What people are missing here is that Walmart doesn't manufacture all of what it sells, does it?

Even if it has a "Walmart" label on it, it's likely manufactured by a small company and then packaged for Walmart.

It's all very good saying Walmart are not having financial problems themselves, but what about the smaller companies they buy in from? They are having financial problems.

The Ma & Pa stores going under in large numbers are the same sorts of companies supplying the big chains. They can't secure the money and credit to buy materials for manufacture, and they are having to cut back on production.

Walmart makes orders in bulk based on expected sales, so they may even be deliberately cutting back on specific items based on a previous forecast that they won't sell many in a struggling economy.

Then you have the shipping and haulage companies cutting back too, or simply going out of business.
This affects everyone from manufacturing companies to the bulk buyers like Walmart.

Walmart will have stock in some regions, probably in locations where their stores are larger and sales higher in the past. But there will be an availability problem on a lot of goods simply because of all the factors that caused businesses to cut back or go out of business a couple of months ago.

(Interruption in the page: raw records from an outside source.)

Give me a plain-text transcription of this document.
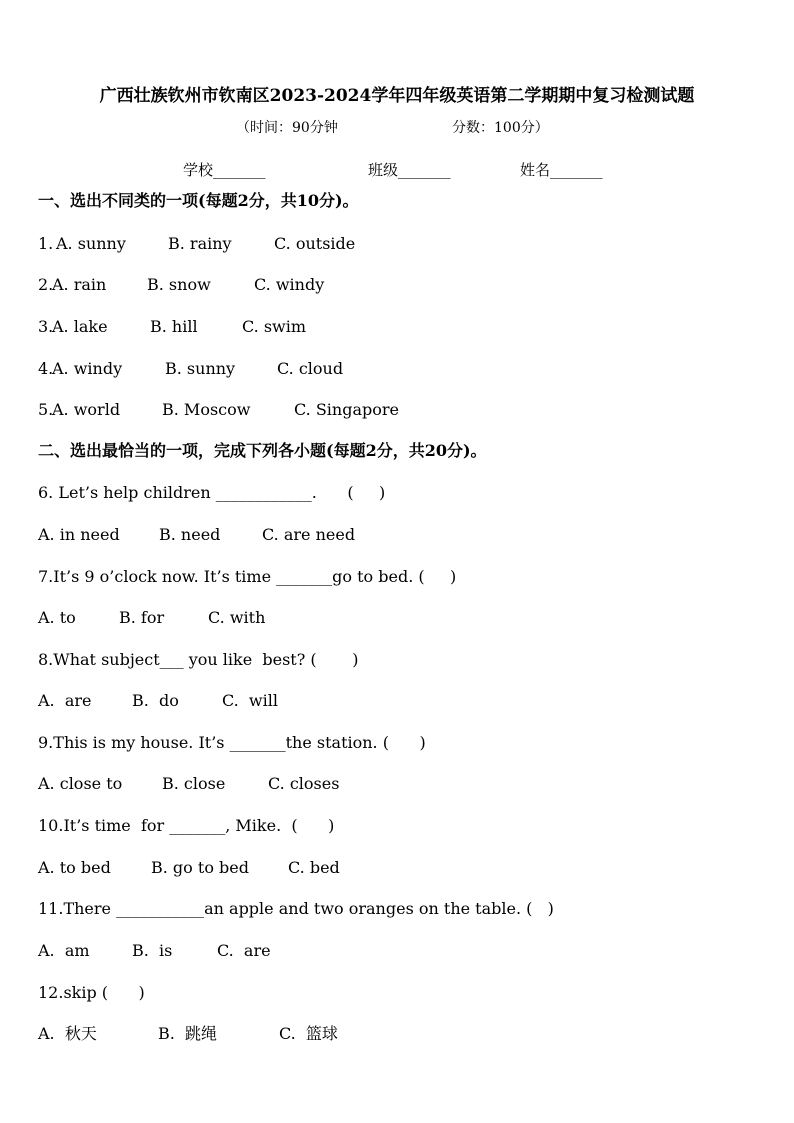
广西壮族钦州市钦南区2023-2024学年四年级英语第二学期期中复习检测试题
（时间：90分钟	分数：100分）
学校_______	班级_______	姓名_______
一、选出不同类的一项(每题2分，共10分)。
1.
A. sunny	B. rainy	C. outside
2.
A. rain	B. snow	C. windy
3.
A. lake	B. hill	C. swim
4.
A. windy	B. sunny	C. cloud
5.
A. world	B. Moscow	C. Singapore
二、选出最恰当的一项，完成下列各小题(每题2分，共20分)。
6. Let’s help children ____________.      (     )
A. in need B. need	C. are need
7.It’s 9 o’clock now. It’s time _______go to bed. (     )
A. to	B. for	C. with
8.What subject___ you like  best? (       )
A.  are	B.  do	C.  will
9.This is my house. It’s _______the station. (      )
A. close to B. close	C. closes
10.It’s time  for _______, Mike.  (      )
A. to bed	B. go to bed C. bed
11.There ___________an apple and two oranges on the table. (   )
A.  am	B.  is	C.  are
12.skip (      )
A.  秋天	B.  跳绳	C.  篮球
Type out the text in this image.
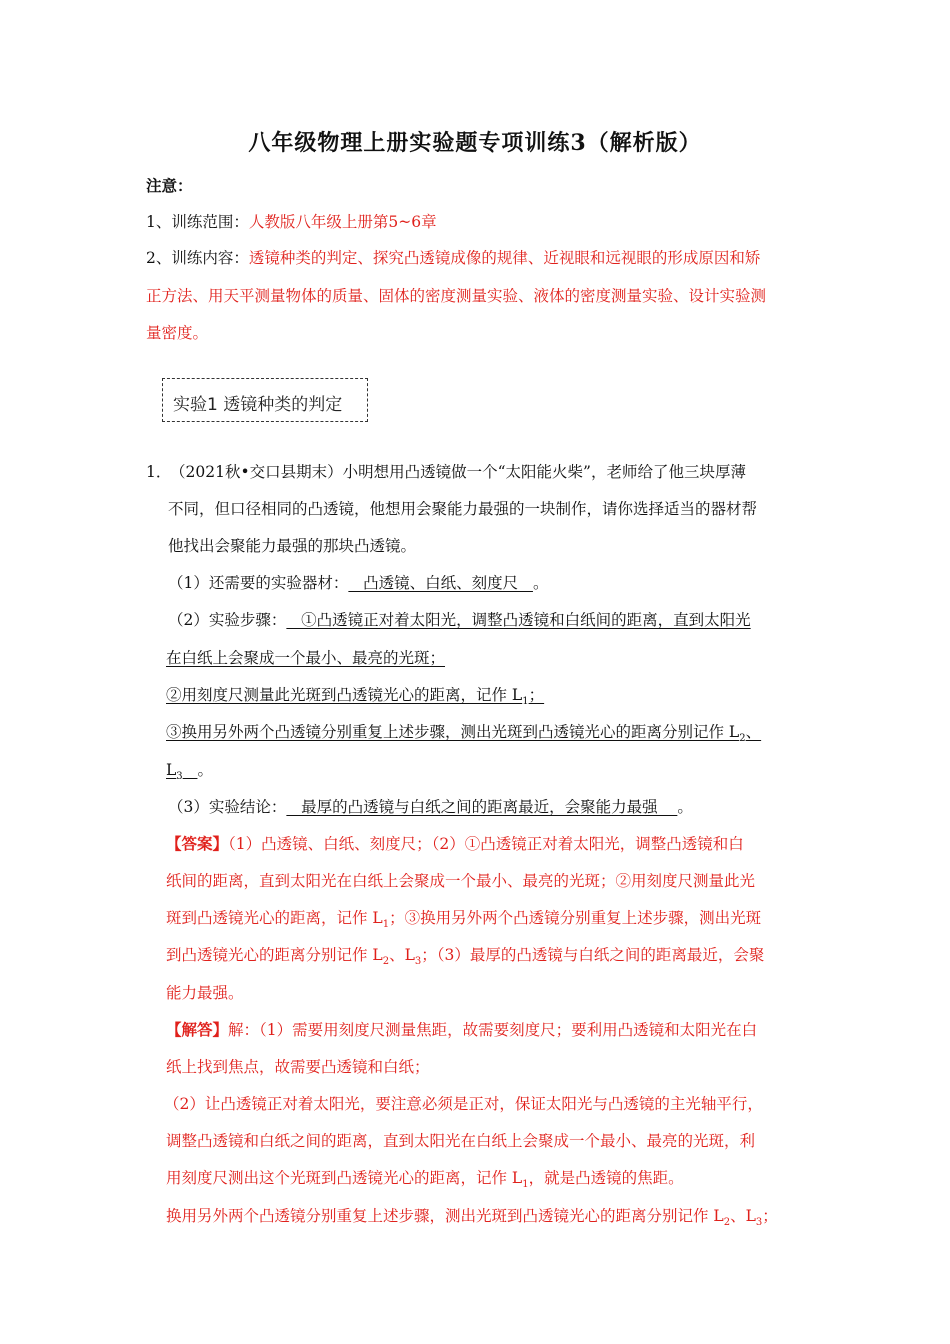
八年级物理上册实验题专项训练3（解析版）
注意：
1、训练范围：人教版八年级上册第5~6章
2、训练内容：透镜种类的判定、探究凸透镜成像的规律、近视眼和远视眼的形成原因和矫
正方法、用天平测量物体的质量、固体的密度测量实验、液体的密度测量实验、设计实验测
量密度。
实验1 透镜种类的判定
1．
（2021秋•交口县期末）小明想用凸透镜做一个“太阳能火柴”，老师给了他三块厚薄
不同，但口径相同的凸透镜，他想用会聚能力最强的一块制作，请你选择适当的器材帮
他找出会聚能力最强的那块凸透镜。
（1）还需要的实验器材：   凸透镜、白纸、刻度尺   。
（2）实验步骤：   ①凸透镜正对着太阳光，调整凸透镜和白纸间的距离，直到太阳光
在白纸上会聚成一个最小、最亮的光斑；
②用刻度尺测量此光斑到凸透镜光心的距离，记作 $L_1$；
③换用另外两个凸透镜分别重复上述步骤，测出光斑到凸透镜光心的距离分别记作 $L_2$、
$L_3$ 。
（3）实验结论：   最厚的凸透镜与白纸之间的距离最近，会聚能力最强    。
【答案】（1）凸透镜、白纸、刻度尺；（2）①凸透镜正对着太阳光，调整凸透镜和白
纸间的距离，直到太阳光在白纸上会聚成一个最小、最亮的光斑；②用刻度尺测量此光
斑到凸透镜光心的距离，记作 $L_1$；③换用另外两个凸透镜分别重复上述步骤，测出光斑
到凸透镜光心的距离分别记作 $L_2$、$L_3$；（3）最厚的凸透镜与白纸之间的距离最近，会聚
能力最强。
【解答】解：（1）需要用刻度尺测量焦距，故需要刻度尺；要利用凸透镜和太阳光在白
纸上找到焦点，故需要凸透镜和白纸；
（2）让凸透镜正对着太阳光，要注意必须是正对，保证太阳光与凸透镜的主光轴平行，
调整凸透镜和白纸之间的距离，直到太阳光在白纸上会聚成一个最小、最亮的光斑，利
用刻度尺测出这个光斑到凸透镜光心的距离，记作 $L_1$，就是凸透镜的焦距。
换用另外两个凸透镜分别重复上述步骤，测出光斑到凸透镜光心的距离分别记作 $L_2$、$L_3$；
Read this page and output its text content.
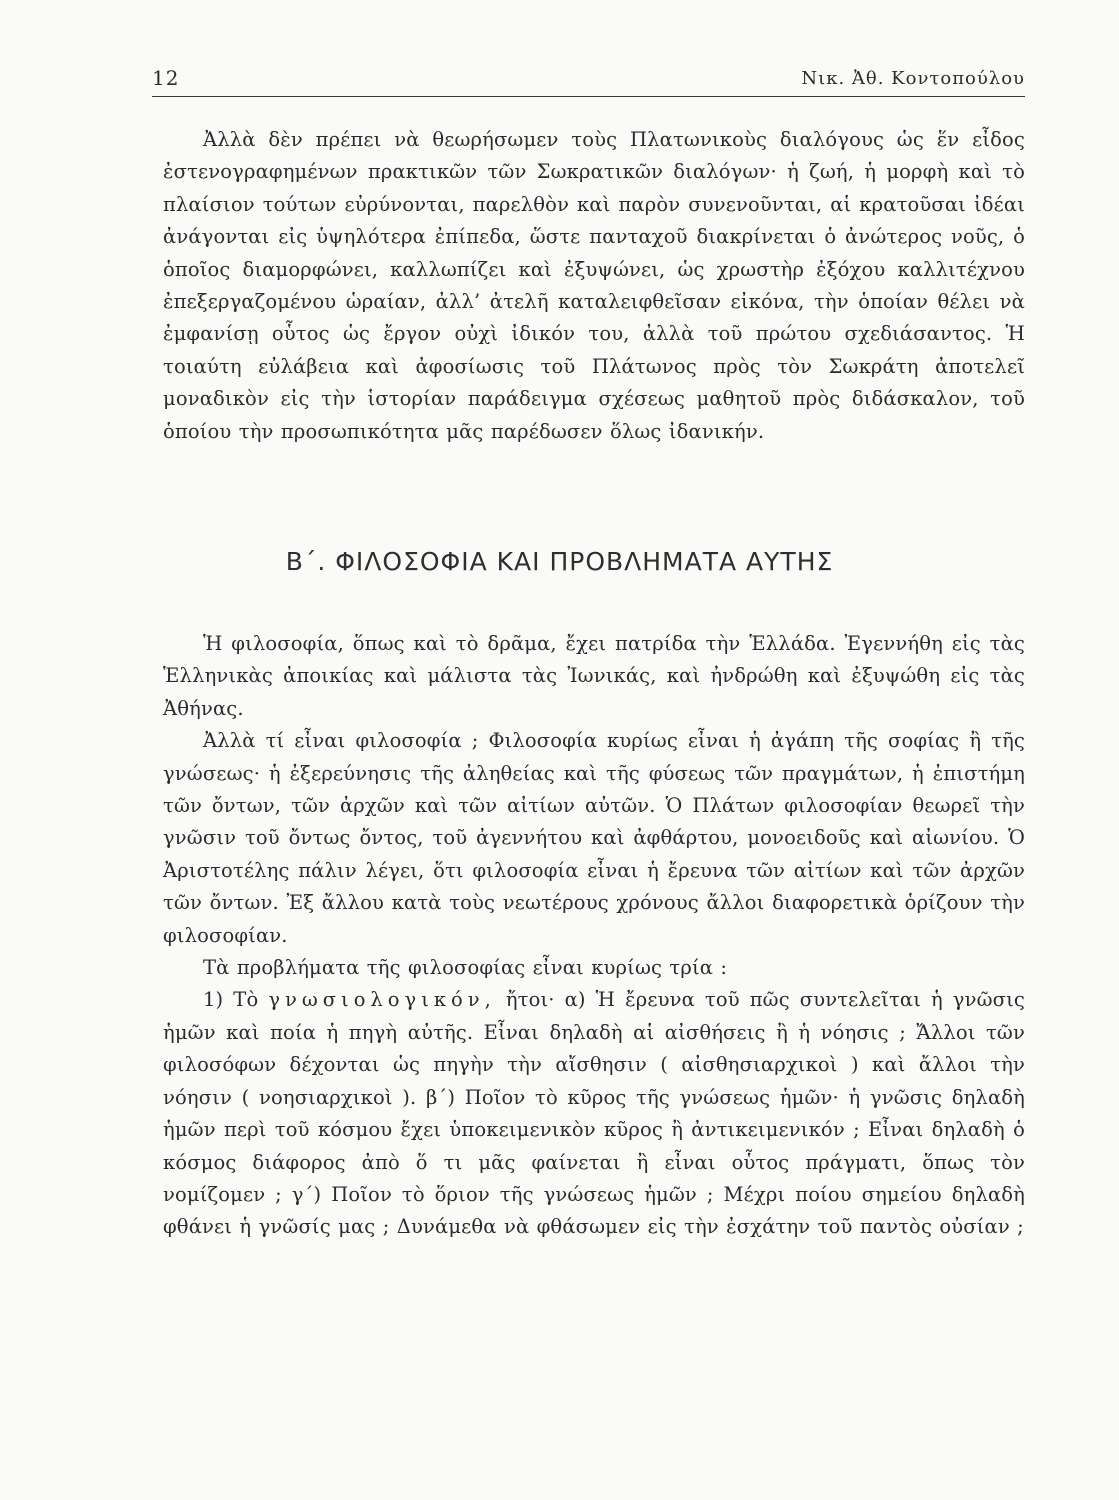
12	Νικ. Ἀθ. Κοντοπούλου

Ἀλλὰ δὲν πρέπει νὰ θεωρήσωμεν τοὺς Πλατωνικοὺς διαλόγους ὡς ἕν εἶδος ἐστενογραφημένων πρακτικῶν τῶν Σωκρατικῶν διαλόγων· ἡ ζωή, ἡ μορφὴ καὶ τὸ πλαίσιον τούτων εὐρύνονται, παρελθὸν καὶ παρὸν συνενοῦνται, αἱ κρατοῦσαι ἰδέαι ἀνάγονται εἰς ὑψηλότερα ἐπίπεδα, ὥστε πανταχοῦ διακρίνεται ὁ ἀνώτερος νοῦς, ὁ ὁποῖος διαμορφώνει, καλλωπίζει καὶ ἐξυψώνει, ὡς χρωστὴρ ἐξόχου καλλιτέχνου ἐπεξεργαζομένου ὡραίαν, ἀλλ’ ἀτελῆ καταλειφθεῖσαν εἰκόνα, τὴν ὁποίαν θέλει νὰ ἐμφανίσῃ οὗτος ὡς ἔργον οὐχὶ ἰδικόν του, ἀλλὰ τοῦ πρώτου σχεδιάσαντος. Ἡ τοιαύτη εὐλάβεια καὶ ἀφοσίωσις τοῦ Πλάτωνος πρὸς τὸν Σωκράτη ἀποτελεῖ μοναδικὸν εἰς τὴν ἱστορίαν παράδειγμα σχέσεως μαθητοῦ πρὸς διδάσκαλον, τοῦ ὁποίου τὴν προσωπικότητα μᾶς παρέδωσεν ὅλως ἰδανικήν.

Β΄. ΦΙΛΟΣΟΦΙΑ ΚΑΙ ΠΡΟΒΛΗΜΑΤΑ ΑΥΤΗΣ

Ἡ φιλοσοφία, ὅπως καὶ τὸ δρᾶμα, ἔχει πατρίδα τὴν Ἑλλάδα. Ἐγεννήθη εἰς τὰς Ἑλληνικὰς ἀποικίας καὶ μάλιστα τὰς Ἰωνικάς, καὶ ἠνδρώθη καὶ ἐξυψώθη εἰς τὰς Ἀθήνας.

Ἀλλὰ τί εἶναι φιλοσοφία ; Φιλοσοφία κυρίως εἶναι ἡ ἀγάπη τῆς σοφίας ἢ τῆς γνώσεως· ἡ ἐξερεύνησις τῆς ἀληθείας καὶ τῆς φύσεως τῶν πραγμάτων, ἡ ἐπιστήμη τῶν ὄντων, τῶν ἀρχῶν καὶ τῶν αἰτίων αὐτῶν. Ὁ Πλάτων φιλοσοφίαν θεωρεῖ τὴν γνῶσιν τοῦ ὄντως ὄντος, τοῦ ἀγεννήτου καὶ ἀφθάρτου, μονοειδοῦς καὶ αἰωνίου. Ὁ Ἀριστοτέλης πάλιν λέγει, ὅτι φιλοσοφία εἶναι ἡ ἔρευνα τῶν αἰτίων καὶ τῶν ἀρχῶν τῶν ὄντων. Ἐξ ἄλλου κατὰ τοὺς νεωτέρους χρόνους ἄλλοι διαφορετικὰ ὁρίζουν τὴν φιλοσοφίαν.

Τὰ προβλήματα τῆς φιλοσοφίας εἶναι κυρίως τρία :

1) Τὸ γνωσιολογικόν, ἤτοι· α) Ἡ ἔρευνα τοῦ πῶς συντελεῖται ἡ γνῶσις ἡμῶν καὶ ποία ἡ πηγὴ αὐτῆς. Εἶναι δηλαδὴ αἱ αἰσθήσεις ἢ ἡ νόησις ; Ἄλλοι τῶν φιλοσόφων δέχονται ὡς πηγὴν τὴν αἴσθησιν ( αἰσθησιαρχικοὶ ) καὶ ἄλλοι τὴν νόησιν ( νοησιαρχικοὶ ). β΄) Ποῖον τὸ κῦρος τῆς γνώσεως ἡμῶν· ἡ γνῶσις δηλαδὴ ἡμῶν περὶ τοῦ κόσμου ἔχει ὑποκειμενικὸν κῦρος ἢ ἀντικειμενικόν ; Εἶναι δηλαδὴ ὁ κόσμος διάφορος ἀπὸ ὅ τι μᾶς φαίνεται ἢ εἶναι οὗτος πράγματι, ὅπως τὸν νομίζομεν ; γ΄) Ποῖον τὸ ὅριον τῆς γνώσεως ἡμῶν ; Μέχρι ποίου σημείου δηλαδὴ φθάνει ἡ γνῶσίς μας ; Δυνάμεθα νὰ φθάσωμεν εἰς τὴν ἐσχάτην τοῦ παντὸς οὐσίαν ;
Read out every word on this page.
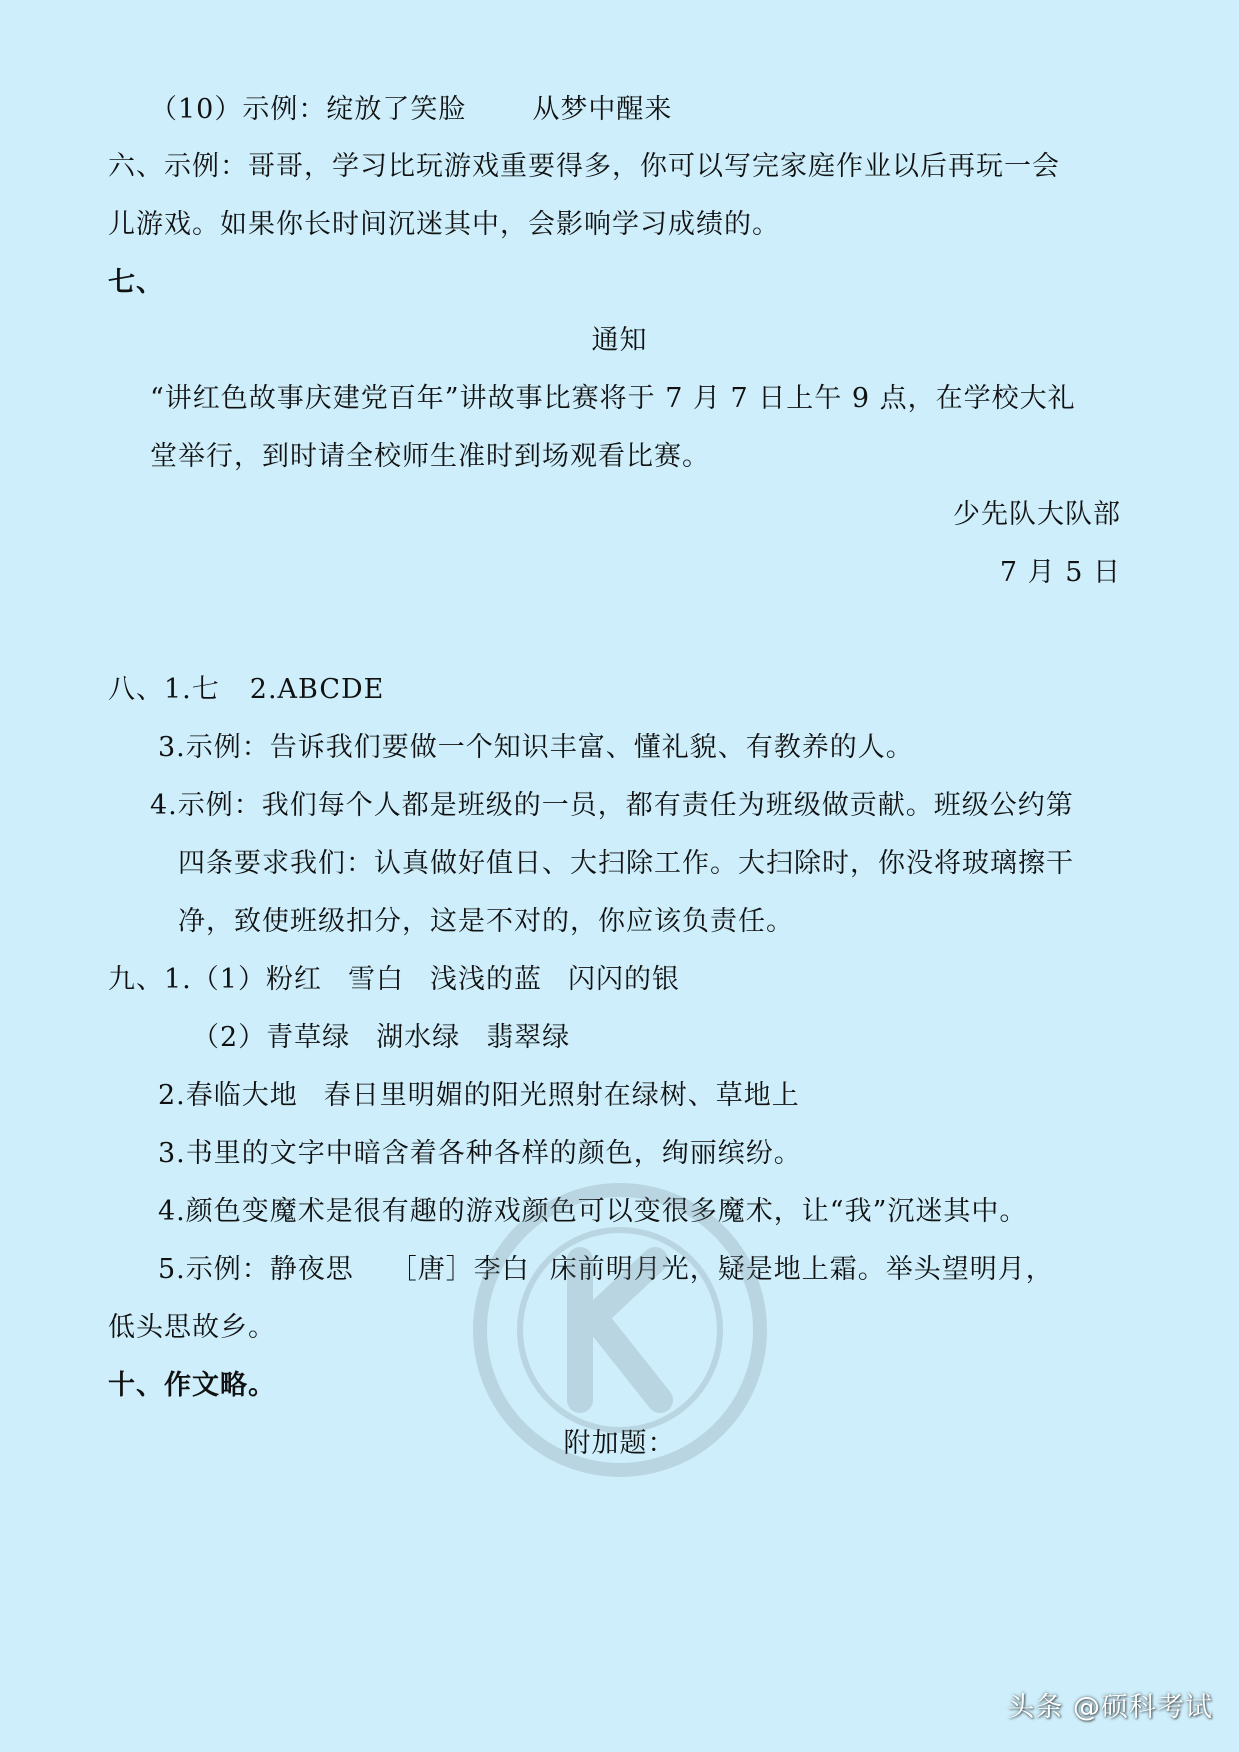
（10）示例：绽放了笑脸 从梦中醒来
六、示例：哥哥，学习比玩游戏重要得多，你可以写完家庭作业以后再玩一会
儿游戏。如果你长时间沉迷其中，会影响学习成绩的。
七、
通知
“讲红色故事庆建党百年”讲故事比赛将于 7 月 7 日上午 9 点，在学校大礼
堂举行，到时请全校师生准时到场观看比赛。
少先队大队部
7 月 5 日
八、1.七 2.ABCDE
3.示例：告诉我们要做一个知识丰富、懂礼貌、有教养的人。
4.示例：我们每个人都是班级的一员，都有责任为班级做贡献。班级公约第
四条要求我们：认真做好值日、大扫除工作。大扫除时，你没将玻璃擦干
净，致使班级扣分，这是不对的，你应该负责任。
九、1.（1）粉红 雪白 浅浅的蓝 闪闪的银
（2）青草绿 湖水绿 翡翠绿
2.春临大地 春日里明媚的阳光照射在绿树、草地上
3.书里的文字中暗含着各种各样的颜色，绚丽缤纷。
4.颜色变魔术是很有趣的游戏颜色可以变很多魔术，让“我”沉迷其中。
5.示例：静夜思 ［唐］李白 床前明月光，疑是地上霜。举头望明月，
低头思故乡。
十、作文略。
附加题：
头条 @硕科考试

If anyone can find data on when small business closures were at a peak, you'll see a pattern. If in July/August there was a peak of businesses in manufacture going under, supplies of their items will be missing from the shelves of the larger retail chains who buy from them a couple of months later, unless they found another supplier.

Produce growers will face similar problems but their time scale is different so that would be seen more immediately.

It's really just common sense. If the smaller businesses are struggling to make ends meet and going under in record numbers, the people who buy from them will face a shortage. Walmart is nothing more than a middle man, buying in bulk from them at low prices and selling on to you.